Not wanting to wait another decade before directing his next feature, Isaac soon commenced work on a werewolf picture called Skinwalkers. At the time, Isaac was working at Gold Circle Films and had struggled to get the production off the ground and, when it seemed like the project was doomed, he turned to one of his friends for assistance. Dennis Berardi was the owner of Mr. X, a Canadian special effects company who had previously worked on Species III and the remake of John Carpenter’s Assault on Precinct 13, and was brought onboard as Isaac’s producer. Another important addition to the crew was Stan Winston, arguably the most successful special effects artist in the industry, having gained considerable acclaim with such blockbusters as The Terminator, Predator and Jurassic Park. Forming his own company, Stan Winston Productions, in 1997, Winston had worked closely with Summit Entertainment to produce the creature feature Wrong Turn in 2003, which had become a modest success due to its graphic violence.

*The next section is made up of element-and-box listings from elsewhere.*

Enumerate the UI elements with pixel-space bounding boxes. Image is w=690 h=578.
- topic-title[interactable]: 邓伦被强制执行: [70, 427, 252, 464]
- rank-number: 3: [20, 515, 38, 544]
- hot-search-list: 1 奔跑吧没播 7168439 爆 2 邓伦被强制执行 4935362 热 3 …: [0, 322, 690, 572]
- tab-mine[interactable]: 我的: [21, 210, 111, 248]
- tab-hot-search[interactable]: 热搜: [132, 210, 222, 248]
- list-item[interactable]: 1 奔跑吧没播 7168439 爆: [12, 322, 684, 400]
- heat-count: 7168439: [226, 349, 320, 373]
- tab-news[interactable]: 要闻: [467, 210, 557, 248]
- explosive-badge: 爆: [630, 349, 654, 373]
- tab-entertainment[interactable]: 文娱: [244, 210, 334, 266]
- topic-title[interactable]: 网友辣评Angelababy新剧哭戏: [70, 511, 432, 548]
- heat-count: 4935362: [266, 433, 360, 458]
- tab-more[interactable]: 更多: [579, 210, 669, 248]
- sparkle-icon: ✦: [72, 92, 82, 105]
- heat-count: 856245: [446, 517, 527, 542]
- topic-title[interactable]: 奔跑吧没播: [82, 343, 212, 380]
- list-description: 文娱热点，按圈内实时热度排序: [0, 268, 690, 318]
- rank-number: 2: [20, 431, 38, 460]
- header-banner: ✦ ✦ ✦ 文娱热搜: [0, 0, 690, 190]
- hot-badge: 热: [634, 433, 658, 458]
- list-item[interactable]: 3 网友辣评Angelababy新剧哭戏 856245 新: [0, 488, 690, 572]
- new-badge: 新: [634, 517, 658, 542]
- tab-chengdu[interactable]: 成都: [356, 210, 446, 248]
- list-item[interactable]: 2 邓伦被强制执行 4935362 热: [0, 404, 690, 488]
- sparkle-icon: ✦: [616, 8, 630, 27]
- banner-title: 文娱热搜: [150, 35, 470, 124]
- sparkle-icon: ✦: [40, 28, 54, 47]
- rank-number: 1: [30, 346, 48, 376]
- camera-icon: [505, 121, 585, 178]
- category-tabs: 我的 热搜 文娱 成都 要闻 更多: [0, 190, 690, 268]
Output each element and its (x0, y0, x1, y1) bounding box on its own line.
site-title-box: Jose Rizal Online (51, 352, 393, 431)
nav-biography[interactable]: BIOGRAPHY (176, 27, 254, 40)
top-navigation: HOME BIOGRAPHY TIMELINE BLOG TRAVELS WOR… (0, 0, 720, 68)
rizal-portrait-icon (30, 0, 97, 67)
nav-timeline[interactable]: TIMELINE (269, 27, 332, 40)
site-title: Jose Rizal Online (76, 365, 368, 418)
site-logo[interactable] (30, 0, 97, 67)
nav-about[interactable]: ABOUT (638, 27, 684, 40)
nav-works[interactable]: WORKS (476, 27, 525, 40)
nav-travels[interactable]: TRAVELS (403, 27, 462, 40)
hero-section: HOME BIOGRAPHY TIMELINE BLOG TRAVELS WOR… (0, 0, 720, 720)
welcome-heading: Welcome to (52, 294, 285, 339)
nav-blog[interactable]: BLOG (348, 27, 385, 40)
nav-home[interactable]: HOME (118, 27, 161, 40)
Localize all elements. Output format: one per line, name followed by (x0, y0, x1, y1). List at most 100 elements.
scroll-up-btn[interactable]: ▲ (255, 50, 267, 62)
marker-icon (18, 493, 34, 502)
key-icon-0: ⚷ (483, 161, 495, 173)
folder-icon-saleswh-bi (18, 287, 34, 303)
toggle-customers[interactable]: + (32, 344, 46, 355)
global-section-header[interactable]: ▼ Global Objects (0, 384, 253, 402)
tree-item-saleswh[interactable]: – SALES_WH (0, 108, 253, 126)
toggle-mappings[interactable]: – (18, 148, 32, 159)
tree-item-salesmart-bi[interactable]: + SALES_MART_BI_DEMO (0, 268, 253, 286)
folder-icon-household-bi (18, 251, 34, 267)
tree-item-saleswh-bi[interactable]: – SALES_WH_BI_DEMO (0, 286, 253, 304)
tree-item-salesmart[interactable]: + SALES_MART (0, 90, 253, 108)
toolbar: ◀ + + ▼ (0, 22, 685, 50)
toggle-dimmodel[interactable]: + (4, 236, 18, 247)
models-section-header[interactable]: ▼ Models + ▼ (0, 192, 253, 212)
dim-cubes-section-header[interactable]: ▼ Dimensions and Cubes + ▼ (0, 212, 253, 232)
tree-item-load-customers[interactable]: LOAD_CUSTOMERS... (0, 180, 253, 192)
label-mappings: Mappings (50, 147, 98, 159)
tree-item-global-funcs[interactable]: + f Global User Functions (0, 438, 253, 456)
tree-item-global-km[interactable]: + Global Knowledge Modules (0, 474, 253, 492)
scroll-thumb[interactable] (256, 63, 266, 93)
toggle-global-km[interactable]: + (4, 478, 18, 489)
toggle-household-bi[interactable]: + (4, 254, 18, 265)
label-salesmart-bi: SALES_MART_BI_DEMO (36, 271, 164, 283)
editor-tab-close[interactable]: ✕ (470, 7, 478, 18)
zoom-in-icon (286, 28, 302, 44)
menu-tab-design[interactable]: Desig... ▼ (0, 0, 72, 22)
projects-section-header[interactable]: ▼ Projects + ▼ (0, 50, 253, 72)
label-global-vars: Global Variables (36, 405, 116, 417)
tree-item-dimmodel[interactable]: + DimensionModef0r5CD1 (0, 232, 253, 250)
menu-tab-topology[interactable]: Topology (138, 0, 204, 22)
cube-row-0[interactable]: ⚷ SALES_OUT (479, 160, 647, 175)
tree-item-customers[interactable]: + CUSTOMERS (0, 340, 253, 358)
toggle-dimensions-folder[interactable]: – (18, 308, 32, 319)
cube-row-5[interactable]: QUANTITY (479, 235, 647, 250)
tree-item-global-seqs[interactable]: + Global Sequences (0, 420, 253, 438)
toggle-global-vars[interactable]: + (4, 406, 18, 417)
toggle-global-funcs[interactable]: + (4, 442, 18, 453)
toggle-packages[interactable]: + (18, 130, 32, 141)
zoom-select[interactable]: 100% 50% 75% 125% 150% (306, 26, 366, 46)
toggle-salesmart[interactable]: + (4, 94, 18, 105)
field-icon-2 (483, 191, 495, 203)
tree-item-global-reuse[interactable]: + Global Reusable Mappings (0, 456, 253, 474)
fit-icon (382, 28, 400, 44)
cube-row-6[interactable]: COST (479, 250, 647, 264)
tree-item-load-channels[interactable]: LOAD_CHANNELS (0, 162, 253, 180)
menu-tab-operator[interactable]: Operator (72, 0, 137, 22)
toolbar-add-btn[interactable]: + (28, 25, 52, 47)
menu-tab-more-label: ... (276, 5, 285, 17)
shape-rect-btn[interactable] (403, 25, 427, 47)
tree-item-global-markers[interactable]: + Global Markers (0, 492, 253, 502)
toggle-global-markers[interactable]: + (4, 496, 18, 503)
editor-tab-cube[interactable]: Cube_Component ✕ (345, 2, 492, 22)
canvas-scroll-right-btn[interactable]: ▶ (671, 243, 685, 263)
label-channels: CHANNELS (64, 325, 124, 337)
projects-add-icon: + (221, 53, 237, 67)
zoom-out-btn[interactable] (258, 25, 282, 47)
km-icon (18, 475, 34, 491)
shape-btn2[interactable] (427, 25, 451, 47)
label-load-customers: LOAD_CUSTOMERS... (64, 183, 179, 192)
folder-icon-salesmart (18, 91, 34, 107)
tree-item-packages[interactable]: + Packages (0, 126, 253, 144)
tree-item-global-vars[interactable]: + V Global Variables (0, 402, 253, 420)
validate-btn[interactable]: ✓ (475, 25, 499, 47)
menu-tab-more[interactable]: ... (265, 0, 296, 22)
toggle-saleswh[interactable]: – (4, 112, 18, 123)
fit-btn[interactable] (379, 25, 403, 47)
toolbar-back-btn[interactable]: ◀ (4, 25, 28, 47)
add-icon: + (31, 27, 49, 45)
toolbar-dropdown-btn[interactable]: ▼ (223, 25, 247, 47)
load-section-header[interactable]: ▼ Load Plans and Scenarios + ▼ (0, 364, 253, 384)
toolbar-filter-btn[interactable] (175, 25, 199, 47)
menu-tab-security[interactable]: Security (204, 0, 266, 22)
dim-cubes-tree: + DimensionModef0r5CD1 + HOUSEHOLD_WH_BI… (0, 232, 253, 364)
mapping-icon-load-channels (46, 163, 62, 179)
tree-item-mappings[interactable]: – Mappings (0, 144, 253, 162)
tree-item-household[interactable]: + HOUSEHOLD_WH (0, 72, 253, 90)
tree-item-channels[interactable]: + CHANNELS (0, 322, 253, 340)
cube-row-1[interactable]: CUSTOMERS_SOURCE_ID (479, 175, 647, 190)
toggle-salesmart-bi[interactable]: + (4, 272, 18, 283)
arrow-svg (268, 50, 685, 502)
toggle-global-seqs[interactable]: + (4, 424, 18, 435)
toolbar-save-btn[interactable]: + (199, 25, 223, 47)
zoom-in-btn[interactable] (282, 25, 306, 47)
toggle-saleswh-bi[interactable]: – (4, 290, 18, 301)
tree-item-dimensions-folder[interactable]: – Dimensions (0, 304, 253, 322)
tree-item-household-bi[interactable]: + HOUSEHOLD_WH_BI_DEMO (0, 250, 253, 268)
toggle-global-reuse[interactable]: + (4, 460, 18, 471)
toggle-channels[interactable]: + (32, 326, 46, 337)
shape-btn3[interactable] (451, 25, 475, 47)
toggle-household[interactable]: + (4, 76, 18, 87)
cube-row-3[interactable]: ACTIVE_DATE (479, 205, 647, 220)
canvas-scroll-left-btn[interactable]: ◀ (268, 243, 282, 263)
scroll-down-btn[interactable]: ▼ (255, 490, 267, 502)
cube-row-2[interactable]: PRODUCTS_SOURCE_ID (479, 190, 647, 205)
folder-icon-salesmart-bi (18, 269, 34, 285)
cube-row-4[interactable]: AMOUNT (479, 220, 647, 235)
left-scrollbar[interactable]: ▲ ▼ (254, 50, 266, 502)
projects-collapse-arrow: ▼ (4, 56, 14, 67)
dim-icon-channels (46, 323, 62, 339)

With a budget of $18m, Isaac returned to shoot his third feature in Toronto, with a talented crew that would include artists from both Berardi and Winston’s studios. Despite being scheduled for a December 2006 release, Skinwalkers would be delayed by almost a year, suffering a similar fate to Jason X. Following three disappointing experiences as a director, Isaac turned to a screenplay he had received prior to shooting Skinwalkers. A combination of monster movie and Russ Meyer-like sexploitation, Pig Hunt was written by Zack Anderson and Robert Mailer Anderson, the latter having written the novel Boonville, which had served as inspiration for their script. Opting for a reduced budget in order to retain creative control over the project, Pig Hunt was filmed on location in Boonville and San Francisco, California, from April to June 2007.
The cast would feature an eclectic selection of performers, such as Travis Aaron Wade (War of the Worlds), Tina Huang (General Hospital) and Primus frontman Les Claypool, whilst the crew would include Academy Award-winning costume designer Aggie Guerard (Children of Men) and special effects workshop Kerner Optical. Pig Hunt made its debut on January 24th 2009 at the Anderson Valley Film Festival and was screened at several other events throughout the year. In their review of the movie the following October, the San Francisco Chronicle stated; “Director James Isaac has visual flair and imagination, and he seems either to be working with a decent budget or to be making a little go a long way. The movie looks good.”